Dolomiti Geeks

Déracinement de (veli)bobos parisiens rempotés en pleine nature.

lundi 19 sept. 2022, 20:32

Passo Gardena ça ne veut pas

Lundi. Nous faisons le pari que la neige n'y survivra pas. Direction le passo Valparola (2192 m), celui situé juste au-dessus du Falzarego, avec dans l'idée de longer à pied le Setsass pour rejoindre le Sief (2424 m) et peut-être le Col di Lana (2452 m) voisin. C'est une randonnée assez longue, mais exposée entièrement au soleil, et avec un dénivelé raisonnable, puisque nous partons de haut.

Mais sitôt Partner garé près de quelques campers qui ont visiblement passé la nuit ici, nous déchantons. Le thermomètre de la voiture indique 1°C, mais le vent et son effet windchill donne une température ressentie bien inférieure ! Nous ne sommes pas assez chaudement équipés pour supporter ça. Le ciel est blanc, glacé. Que faire ?

Direction, le Passo Gardena ! D'ici là, le soleil aura peut-être le temps de se montrer, et nous aviserons. Puisque nous sommes peu pressés, nous commençons même par une escale à Colfosco, et un détour par le supermarché Conad, fournisseur officiel de pucce (le pain au cumin).

Arrivés au passo il faut, quelque soit le parking choisi, payer son écot. Une fois garés, nous commençons par un petit café au Rifugio Frara - ça réchauffe et donne accès aux toilettes. La randonnée commence par la montée tranquille au Rif. Jimmy puis se poursuit par le petit sentier bien sec et bien aménagé qui monte plus raide dans le massif. Deux femmes accompagnées d'un chien - évidemment non tenu en laisse - marche à notre hauteur. Le soleil est sorti, nous sentons peu le froid.
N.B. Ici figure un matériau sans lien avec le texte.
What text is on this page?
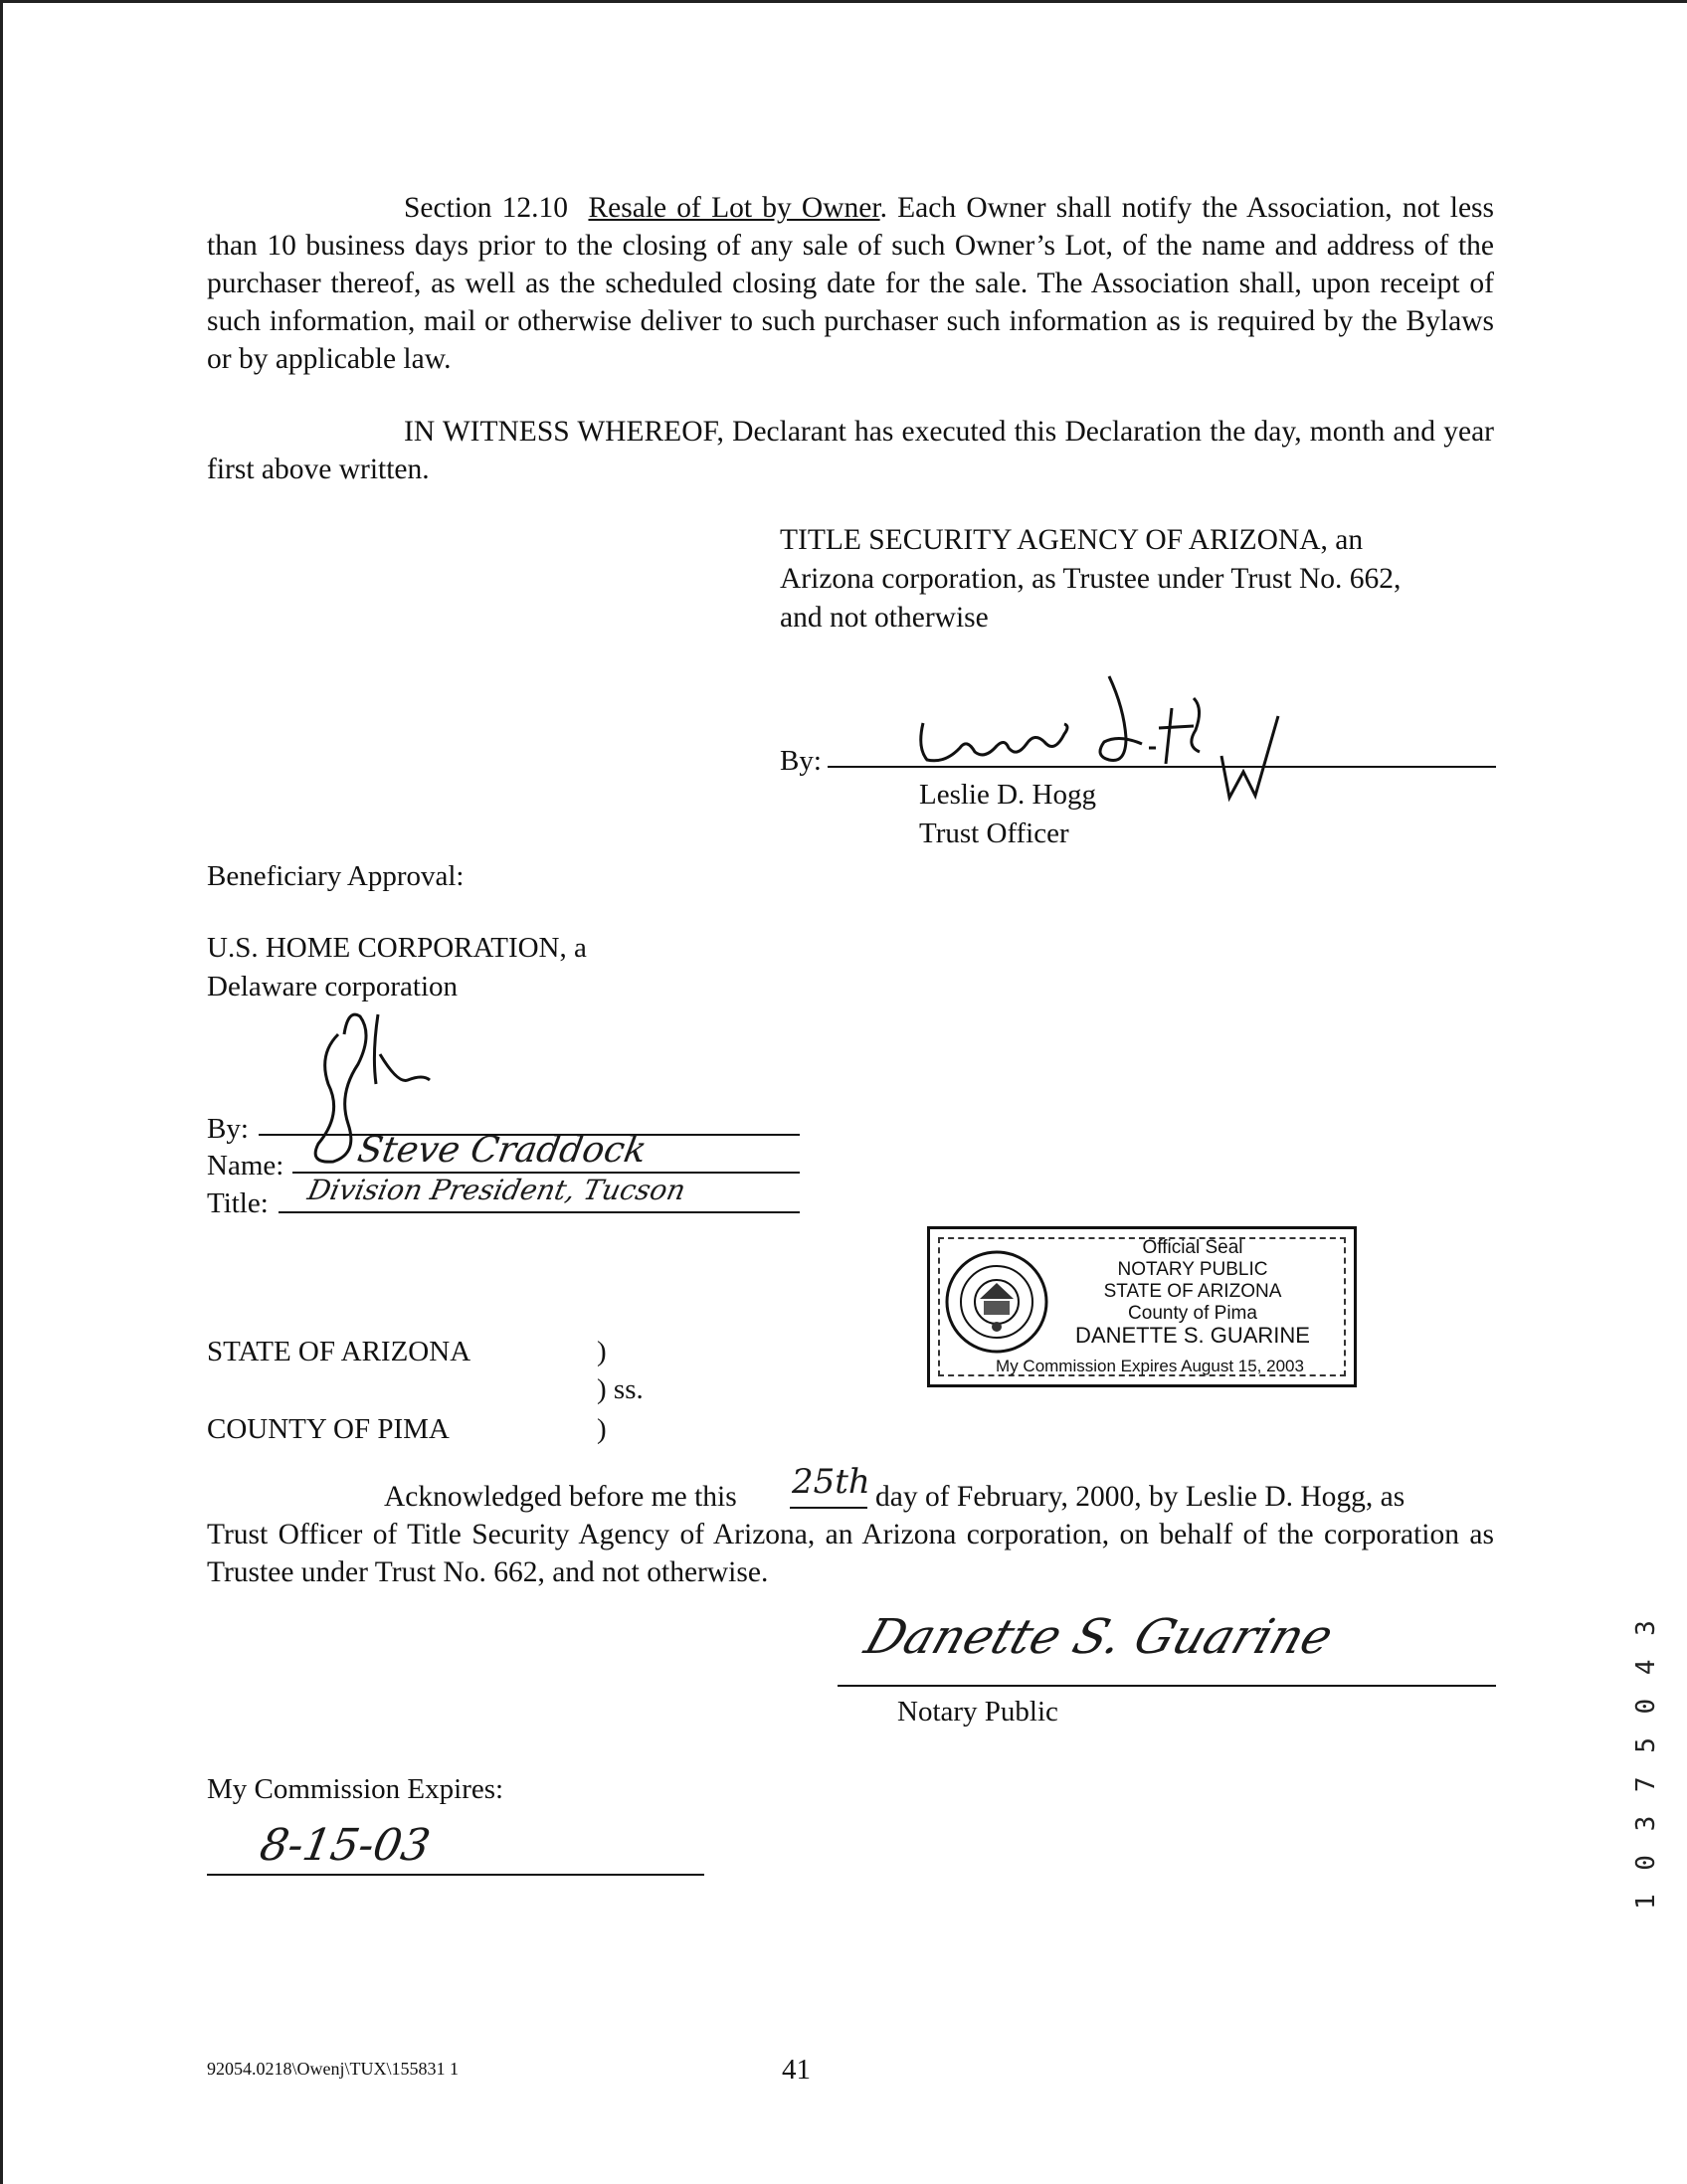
Section 12.10 Resale of Lot by Owner. Each Owner shall notify the Association, not less than 10 business days prior to the closing of any sale of such Owner’s Lot, of the name and address of the purchaser thereof, as well as the scheduled closing date for the sale. The Association shall, upon receipt of such information, mail or otherwise deliver to such purchaser such information as is required by the Bylaws or by applicable law.
IN WITNESS WHEREOF, Declarant has executed this Declaration the day, month and year first above written.
TITLE SECURITY AGENCY OF ARIZONA, an
Arizona corporation, as Trustee under Trust No. 662,
and not otherwise
By:
Leslie D. Hogg
Trust Officer
Beneficiary Approval:
U.S. HOME CORPORATION, a
Delaware corporation
By:
Name: Steve Craddock
Title: Division President, Tucson
Official Seal
NOTARY PUBLIC
STATE OF ARIZONA
County of Pima
DANETTE S. GUARINE
My Commission Expires August 15, 2003
STATE OF ARIZONA	)
) ss.
COUNTY OF PIMA	)
Acknowledged before me this 25th day of February, 2000, by Leslie D. Hogg, as
Trust Officer of Title Security Agency of Arizona, an Arizona corporation, on behalf of the corporation as Trustee under Trust No. 662, and not otherwise.
Danette S. Guarine
Notary Public
My Commission Expires:
8-15-03	1 0 3 7 5 0 4 3
92054.0218\Owenj\TUX\155831 1	41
Nous atteignons rapidement la forcella de Cir (2469 m) où un bon nombre de randonneurs prend la pause. Nous franchissons la petite barrière qui ouvre vers le sentier menant au Jeuf de Crespeina (2528 m) mais là, malheur : entièrement à l'ombre, il est resté humide et est... entièrement gelé, sur toute sa (petite) largeur. Comme je ne suis pas du tout à l'aise sur le verglas, encore moins quand le sentier n'est pas plat et les abords vertigineux, un court essai sur quelques mètres me le confirme : ma conclusion est sans appel, je ne pourrais pas aller plus loin ! D'autres hésitent, certains s'engagent, la plupart équipés au moins de bâtons, d'autres peut-être sans rien - chapeau.

Forcella de Cir

En attendant, notre seconde tentative de balade est foireuse... En échec devant le sentier glacé du nord, il ne nous reste qu'à rebrousser chemin. Histoire de ne pas rejoindre la voiture tout de suite, nous poursuivons le chemin en hauteur du passo, pour arriver au panorama offert à l'arrivée du remonte-pente. Au fond, on apperçoit le Sciliar. Nous mangeons là, au soleil.

Sciliar

Que faire ? Il est encore tôt. Finalement, nous rentrons à l'hôtel : après tout ce froid, un petit sauna est bien tentant, et nous n'en avons pas du tout abusé cette semaine. Et là, bim : Milos nous demande si nous avons réservé. Hein ? Hey oui, nous venons d'entrer en très basse saison : désormais il ne fait chauffer qu'à la demande. Oh ? On demande.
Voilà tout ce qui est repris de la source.